Jenrick has also announced a review of “outdated commercial landlord and tenant legislation” No indication has been given as to which particular legal principles the government has set its sights on. However, it would not surprise me if they consider banning peaceable re-entry, requiring landlords to apply for a court order to evict (as in the case of residential property) and if they consider banning upward rent reviews and imposing turnover rent in certain circumstances. However, all of these changes would be highly prejudicial to landlords and would have adverse economic consequences for both landlords and property investments made by pension funds, in which we all have a vested interest. This is an indication though that the government intends to create a new more tenant friendly framework to kick in when the rolling restrictions are finally released.

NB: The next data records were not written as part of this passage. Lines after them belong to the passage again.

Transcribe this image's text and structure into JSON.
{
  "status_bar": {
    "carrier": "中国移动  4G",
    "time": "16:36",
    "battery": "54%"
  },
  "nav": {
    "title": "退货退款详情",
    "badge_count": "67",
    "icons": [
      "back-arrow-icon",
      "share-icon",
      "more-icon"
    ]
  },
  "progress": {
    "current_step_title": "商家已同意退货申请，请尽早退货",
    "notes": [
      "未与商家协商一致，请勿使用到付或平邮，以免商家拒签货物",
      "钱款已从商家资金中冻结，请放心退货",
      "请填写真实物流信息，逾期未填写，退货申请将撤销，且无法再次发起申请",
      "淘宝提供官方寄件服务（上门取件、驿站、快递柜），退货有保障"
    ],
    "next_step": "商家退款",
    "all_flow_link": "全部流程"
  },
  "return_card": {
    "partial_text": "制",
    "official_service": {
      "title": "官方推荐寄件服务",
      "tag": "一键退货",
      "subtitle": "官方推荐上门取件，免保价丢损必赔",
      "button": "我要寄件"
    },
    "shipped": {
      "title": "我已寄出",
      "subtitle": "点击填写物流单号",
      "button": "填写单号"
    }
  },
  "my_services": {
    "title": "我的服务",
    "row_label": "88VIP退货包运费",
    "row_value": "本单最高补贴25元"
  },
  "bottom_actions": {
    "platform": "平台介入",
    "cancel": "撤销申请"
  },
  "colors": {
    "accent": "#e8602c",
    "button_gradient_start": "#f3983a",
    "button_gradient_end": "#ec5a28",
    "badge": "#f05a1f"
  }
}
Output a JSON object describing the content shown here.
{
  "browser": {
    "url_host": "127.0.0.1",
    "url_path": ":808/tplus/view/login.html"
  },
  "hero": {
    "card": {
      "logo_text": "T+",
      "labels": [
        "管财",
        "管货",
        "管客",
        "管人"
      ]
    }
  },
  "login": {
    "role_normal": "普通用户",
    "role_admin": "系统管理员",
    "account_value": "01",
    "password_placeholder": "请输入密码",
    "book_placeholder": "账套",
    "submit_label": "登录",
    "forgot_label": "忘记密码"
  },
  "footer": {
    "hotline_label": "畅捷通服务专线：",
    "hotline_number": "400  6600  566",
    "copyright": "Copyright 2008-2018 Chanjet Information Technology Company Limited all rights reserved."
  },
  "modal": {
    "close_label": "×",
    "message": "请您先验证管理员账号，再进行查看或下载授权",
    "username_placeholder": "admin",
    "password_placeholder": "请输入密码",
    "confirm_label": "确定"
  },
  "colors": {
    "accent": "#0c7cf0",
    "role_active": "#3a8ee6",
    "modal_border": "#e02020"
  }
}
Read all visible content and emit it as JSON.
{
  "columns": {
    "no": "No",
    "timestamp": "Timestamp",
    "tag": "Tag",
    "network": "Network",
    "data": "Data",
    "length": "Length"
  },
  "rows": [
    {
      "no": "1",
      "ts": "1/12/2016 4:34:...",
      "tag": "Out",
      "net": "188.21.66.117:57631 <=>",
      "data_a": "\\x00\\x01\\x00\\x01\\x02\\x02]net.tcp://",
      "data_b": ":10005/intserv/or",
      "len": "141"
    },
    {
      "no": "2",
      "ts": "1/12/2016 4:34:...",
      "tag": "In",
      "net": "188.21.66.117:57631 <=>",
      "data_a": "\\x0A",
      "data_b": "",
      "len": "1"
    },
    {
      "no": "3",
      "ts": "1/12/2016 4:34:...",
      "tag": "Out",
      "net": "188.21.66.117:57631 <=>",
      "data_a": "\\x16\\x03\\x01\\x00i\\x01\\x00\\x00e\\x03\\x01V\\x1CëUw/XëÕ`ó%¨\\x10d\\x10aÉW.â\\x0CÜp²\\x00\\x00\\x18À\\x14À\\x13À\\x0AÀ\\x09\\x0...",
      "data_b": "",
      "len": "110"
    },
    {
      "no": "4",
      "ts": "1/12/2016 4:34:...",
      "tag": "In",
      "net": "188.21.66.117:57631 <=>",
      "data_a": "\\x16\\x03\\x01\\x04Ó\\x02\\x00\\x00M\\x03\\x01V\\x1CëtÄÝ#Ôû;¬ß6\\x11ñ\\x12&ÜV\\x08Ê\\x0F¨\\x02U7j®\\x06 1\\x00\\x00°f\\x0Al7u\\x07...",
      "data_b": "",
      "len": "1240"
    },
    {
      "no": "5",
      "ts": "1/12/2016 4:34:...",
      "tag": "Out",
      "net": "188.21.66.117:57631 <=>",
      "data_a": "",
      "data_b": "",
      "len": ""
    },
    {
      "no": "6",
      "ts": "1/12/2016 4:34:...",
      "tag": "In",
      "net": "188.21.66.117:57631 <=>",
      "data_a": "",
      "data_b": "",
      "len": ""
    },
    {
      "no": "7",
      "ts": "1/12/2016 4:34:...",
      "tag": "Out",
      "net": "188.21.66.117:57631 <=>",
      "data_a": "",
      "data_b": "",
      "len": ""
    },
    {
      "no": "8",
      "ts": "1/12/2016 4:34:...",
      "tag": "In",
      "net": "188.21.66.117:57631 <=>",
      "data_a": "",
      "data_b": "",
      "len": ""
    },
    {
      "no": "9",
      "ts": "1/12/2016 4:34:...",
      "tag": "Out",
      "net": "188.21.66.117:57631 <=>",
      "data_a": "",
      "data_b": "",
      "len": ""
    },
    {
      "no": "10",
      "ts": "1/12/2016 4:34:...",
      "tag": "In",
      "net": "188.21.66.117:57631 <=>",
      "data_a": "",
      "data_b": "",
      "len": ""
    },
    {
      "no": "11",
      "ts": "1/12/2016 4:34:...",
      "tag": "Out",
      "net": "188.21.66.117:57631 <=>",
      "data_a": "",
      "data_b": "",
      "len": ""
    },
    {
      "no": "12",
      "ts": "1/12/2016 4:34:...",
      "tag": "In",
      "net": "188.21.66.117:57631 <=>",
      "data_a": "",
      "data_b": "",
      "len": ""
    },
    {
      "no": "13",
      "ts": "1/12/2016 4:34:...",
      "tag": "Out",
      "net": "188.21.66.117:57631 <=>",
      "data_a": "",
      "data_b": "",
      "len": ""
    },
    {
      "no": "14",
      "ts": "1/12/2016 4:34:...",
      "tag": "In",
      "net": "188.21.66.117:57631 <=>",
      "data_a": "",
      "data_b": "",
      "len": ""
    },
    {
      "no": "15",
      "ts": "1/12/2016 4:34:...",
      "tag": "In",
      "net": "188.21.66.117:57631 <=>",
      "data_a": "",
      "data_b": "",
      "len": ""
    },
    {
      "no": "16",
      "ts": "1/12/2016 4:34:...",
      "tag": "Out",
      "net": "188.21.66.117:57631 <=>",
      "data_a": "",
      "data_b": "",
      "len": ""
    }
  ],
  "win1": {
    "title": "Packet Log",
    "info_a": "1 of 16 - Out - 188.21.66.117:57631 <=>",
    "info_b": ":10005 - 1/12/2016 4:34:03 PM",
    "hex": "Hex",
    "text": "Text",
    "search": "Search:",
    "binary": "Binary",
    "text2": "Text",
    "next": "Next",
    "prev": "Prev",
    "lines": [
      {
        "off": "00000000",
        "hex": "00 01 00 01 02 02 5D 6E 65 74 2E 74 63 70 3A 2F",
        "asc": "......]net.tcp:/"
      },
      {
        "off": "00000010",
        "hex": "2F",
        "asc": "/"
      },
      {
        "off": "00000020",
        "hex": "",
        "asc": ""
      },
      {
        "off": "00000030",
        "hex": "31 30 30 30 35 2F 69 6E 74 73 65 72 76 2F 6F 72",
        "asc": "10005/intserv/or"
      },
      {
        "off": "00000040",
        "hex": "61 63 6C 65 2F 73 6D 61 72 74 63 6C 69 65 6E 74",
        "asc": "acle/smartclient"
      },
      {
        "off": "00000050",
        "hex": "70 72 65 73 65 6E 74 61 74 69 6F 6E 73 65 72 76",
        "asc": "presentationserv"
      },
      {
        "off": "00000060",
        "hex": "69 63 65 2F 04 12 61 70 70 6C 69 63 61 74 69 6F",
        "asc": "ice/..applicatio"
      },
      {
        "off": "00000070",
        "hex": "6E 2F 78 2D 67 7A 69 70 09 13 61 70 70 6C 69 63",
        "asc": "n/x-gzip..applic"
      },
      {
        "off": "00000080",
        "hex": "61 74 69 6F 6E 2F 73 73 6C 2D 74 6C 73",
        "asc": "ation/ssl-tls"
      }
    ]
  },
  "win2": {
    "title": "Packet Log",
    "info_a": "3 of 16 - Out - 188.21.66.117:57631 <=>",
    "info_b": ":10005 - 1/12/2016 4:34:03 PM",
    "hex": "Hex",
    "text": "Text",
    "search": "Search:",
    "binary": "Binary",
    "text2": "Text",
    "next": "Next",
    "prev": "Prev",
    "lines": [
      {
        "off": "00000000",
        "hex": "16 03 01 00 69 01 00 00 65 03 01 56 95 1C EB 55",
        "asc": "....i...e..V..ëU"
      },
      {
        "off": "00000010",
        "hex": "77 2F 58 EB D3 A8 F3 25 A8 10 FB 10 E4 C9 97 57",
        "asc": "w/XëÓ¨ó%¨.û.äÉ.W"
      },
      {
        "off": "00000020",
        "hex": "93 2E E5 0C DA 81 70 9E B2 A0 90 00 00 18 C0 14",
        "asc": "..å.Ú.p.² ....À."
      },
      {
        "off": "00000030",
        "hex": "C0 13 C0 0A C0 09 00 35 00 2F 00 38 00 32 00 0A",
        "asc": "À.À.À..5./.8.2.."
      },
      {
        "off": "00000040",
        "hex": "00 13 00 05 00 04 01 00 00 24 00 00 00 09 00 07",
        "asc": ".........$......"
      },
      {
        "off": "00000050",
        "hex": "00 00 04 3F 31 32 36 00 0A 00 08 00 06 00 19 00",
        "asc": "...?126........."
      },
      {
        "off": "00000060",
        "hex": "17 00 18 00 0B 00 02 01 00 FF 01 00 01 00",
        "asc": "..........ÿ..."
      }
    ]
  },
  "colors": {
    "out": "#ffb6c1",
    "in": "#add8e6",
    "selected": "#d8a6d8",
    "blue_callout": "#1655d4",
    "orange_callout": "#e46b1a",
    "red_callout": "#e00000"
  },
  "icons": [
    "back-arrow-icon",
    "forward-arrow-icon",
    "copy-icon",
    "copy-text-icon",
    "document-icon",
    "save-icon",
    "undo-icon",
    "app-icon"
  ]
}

Reviewing and consulting interested parties and changing decades of landlord and tenant legislation by end of March however is completely unrealistic. We will probably be looking at late 2021.
An alternative approach which could be implemented much more quickly and without further prejudicing property owners and investors would be a Danish-style furlough scheme, under which, tenants in the most vulnerable sectors, could be granted a temporary rent reduction and the reduced rent is part paid by the tenant and part paid by the government.